Main content area

Iodine-129, Iodine-127 and Cesium-137 in seawater from the North Sea and the Baltic Sea

Daraoui, A., Tosch, L., Gorny, M., Michel, R., Goroncy, I., Herrmann, J., Nies, H., Synal, H.-A., Alfimov, V., Walther, C.
Journal of environmental radioactivity 2016 v.162-163 pp. 289-299
anion exchange, cesium, explosions, gamma spectrometry, iodine, isotopes, radioactivity, radionuclides, salinity, seawater, sediments, Baltic Sea, English Channel, North Sea, United Kingdom
In this study, new data are presented for the iodine isotopes (¹²⁷I, ¹²⁹I and their isotopic ratios) and Cesium (¹³⁷Cs) in water samples of the North Sea and the Baltic Sea in 2005 and 2009. This study supplements and extends the study of Michel et al. (2012). Iodine isotopes were separated from their matrix by using an anion exchange method and were determined by applying ICP-MS and AMS. ¹³⁷Cs in seawater was determined after cesium ion exchange procedure enrichment by gamma-spectrometry.
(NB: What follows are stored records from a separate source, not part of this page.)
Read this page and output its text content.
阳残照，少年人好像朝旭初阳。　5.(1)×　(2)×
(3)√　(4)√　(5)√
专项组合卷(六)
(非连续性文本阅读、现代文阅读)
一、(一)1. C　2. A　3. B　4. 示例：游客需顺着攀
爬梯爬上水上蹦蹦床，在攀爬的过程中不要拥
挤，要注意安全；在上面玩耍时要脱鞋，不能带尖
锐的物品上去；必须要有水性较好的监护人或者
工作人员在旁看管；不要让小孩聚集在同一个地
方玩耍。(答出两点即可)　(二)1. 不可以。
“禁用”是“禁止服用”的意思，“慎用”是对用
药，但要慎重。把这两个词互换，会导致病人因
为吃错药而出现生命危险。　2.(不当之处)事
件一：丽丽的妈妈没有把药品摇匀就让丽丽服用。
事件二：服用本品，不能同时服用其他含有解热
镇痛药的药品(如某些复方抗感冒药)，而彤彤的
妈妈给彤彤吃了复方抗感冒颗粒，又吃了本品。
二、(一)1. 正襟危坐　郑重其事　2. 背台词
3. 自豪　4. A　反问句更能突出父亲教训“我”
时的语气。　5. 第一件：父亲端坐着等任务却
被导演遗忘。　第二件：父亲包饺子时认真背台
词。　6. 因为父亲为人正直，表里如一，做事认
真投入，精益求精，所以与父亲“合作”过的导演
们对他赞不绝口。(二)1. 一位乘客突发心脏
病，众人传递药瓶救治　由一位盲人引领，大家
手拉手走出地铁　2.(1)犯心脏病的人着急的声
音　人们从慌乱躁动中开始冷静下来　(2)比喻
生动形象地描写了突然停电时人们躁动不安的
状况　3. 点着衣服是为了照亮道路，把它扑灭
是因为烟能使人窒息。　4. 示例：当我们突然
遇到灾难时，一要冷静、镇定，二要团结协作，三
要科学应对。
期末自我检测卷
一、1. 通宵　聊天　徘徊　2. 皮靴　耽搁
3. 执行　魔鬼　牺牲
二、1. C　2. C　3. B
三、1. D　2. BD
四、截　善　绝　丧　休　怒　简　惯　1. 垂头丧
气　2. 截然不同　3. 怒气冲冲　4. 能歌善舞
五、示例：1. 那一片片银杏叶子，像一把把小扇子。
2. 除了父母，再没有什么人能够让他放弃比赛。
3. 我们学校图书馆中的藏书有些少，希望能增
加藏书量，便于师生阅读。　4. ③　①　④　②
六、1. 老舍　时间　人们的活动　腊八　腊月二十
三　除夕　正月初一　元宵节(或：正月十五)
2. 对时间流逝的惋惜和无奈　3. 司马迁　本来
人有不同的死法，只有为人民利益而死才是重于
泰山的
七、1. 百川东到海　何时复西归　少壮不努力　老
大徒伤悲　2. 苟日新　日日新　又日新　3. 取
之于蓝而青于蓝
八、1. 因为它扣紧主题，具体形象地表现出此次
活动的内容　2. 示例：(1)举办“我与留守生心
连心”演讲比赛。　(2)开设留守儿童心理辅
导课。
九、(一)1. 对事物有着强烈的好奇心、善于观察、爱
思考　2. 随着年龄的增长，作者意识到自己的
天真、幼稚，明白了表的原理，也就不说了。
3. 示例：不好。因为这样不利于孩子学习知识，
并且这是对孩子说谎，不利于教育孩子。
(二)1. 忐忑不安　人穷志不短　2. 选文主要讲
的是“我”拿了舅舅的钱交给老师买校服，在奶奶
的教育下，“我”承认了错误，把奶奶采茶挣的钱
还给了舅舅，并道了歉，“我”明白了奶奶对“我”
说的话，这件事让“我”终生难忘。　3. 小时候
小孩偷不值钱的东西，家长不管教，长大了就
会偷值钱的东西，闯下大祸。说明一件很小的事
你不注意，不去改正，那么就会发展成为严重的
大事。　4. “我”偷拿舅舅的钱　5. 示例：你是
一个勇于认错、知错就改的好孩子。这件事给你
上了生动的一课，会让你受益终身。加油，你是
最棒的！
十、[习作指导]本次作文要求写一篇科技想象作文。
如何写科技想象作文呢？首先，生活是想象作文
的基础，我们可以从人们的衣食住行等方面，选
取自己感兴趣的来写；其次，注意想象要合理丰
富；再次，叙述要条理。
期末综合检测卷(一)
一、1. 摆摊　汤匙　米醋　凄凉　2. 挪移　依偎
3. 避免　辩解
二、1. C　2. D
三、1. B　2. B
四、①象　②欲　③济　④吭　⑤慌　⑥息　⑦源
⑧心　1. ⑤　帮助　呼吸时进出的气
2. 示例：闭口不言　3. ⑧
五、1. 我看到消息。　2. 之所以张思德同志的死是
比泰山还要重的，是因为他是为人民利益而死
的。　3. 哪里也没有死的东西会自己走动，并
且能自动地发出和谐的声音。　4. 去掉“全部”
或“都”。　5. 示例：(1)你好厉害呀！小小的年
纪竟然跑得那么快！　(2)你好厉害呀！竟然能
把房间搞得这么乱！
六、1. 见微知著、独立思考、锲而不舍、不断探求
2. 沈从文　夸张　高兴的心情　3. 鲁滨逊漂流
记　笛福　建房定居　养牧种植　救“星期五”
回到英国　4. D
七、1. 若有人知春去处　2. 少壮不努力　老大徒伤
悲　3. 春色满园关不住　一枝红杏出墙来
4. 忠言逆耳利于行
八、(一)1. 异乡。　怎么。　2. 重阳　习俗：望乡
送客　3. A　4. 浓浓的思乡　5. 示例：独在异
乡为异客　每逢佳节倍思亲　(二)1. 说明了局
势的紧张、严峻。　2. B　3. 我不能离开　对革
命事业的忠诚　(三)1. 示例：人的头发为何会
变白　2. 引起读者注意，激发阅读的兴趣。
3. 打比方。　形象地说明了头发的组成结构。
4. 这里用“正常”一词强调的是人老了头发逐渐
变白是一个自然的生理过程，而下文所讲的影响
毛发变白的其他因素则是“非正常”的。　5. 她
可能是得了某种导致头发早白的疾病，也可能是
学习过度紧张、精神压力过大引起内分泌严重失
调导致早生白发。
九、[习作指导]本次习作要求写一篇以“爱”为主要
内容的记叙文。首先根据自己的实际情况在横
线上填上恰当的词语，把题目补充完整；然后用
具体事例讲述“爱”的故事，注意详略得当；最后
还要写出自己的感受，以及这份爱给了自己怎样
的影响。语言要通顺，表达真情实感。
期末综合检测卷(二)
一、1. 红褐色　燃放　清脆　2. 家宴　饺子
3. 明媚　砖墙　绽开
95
The concentrations of ¹²⁷I in seawater of the North and Baltic Sea are fairly constant in each Sea with averages of (44 ± 2) and (21 ± 1) ng g⁻¹, respectively, depending on the salinity. However, large variations of ¹²⁹I concentrations in these areas were detected, which decreased along the French, Belgian, Dutch, German, and Danish shores. ¹²⁹I/¹²⁷I isotope ratios in the Baltic Sea are about 10 times lower than in the North Sea in 2009. The highest isotopic ratios (2.7 × 10⁻⁶) was detected in the English Channel east of the nuclear reprocessing plant at Cap de la Hague. The results confirm the result of our early study that the sources of ¹²⁹I in the North Sea are primarily the nuclear reprocessing facilities at Sellafield (UK) and La Hague (F), and that in the Baltic Sea the inflow of water from North Sea through the Danish Straits dominates the occurrence of ¹²⁹I.In 2009, the activity concentration of ¹³⁷Cs was at least 6 times higher in the Baltic Sea (37 Bq m⁻³) than in the North Sea (5.9 Bq m⁻³), due to release of ¹³⁷Cs from sediments in the Baltic Sea, which were contaminated by the Chernobyl accident and – to a minor degree – the atmospheric explosions of atomic bombs. The results are discussed by comparing the results of our previous work and the current study demonstrating the continuing disequilibrium of ¹²⁹I/¹²⁷I atomic ratio in the environmental compartments.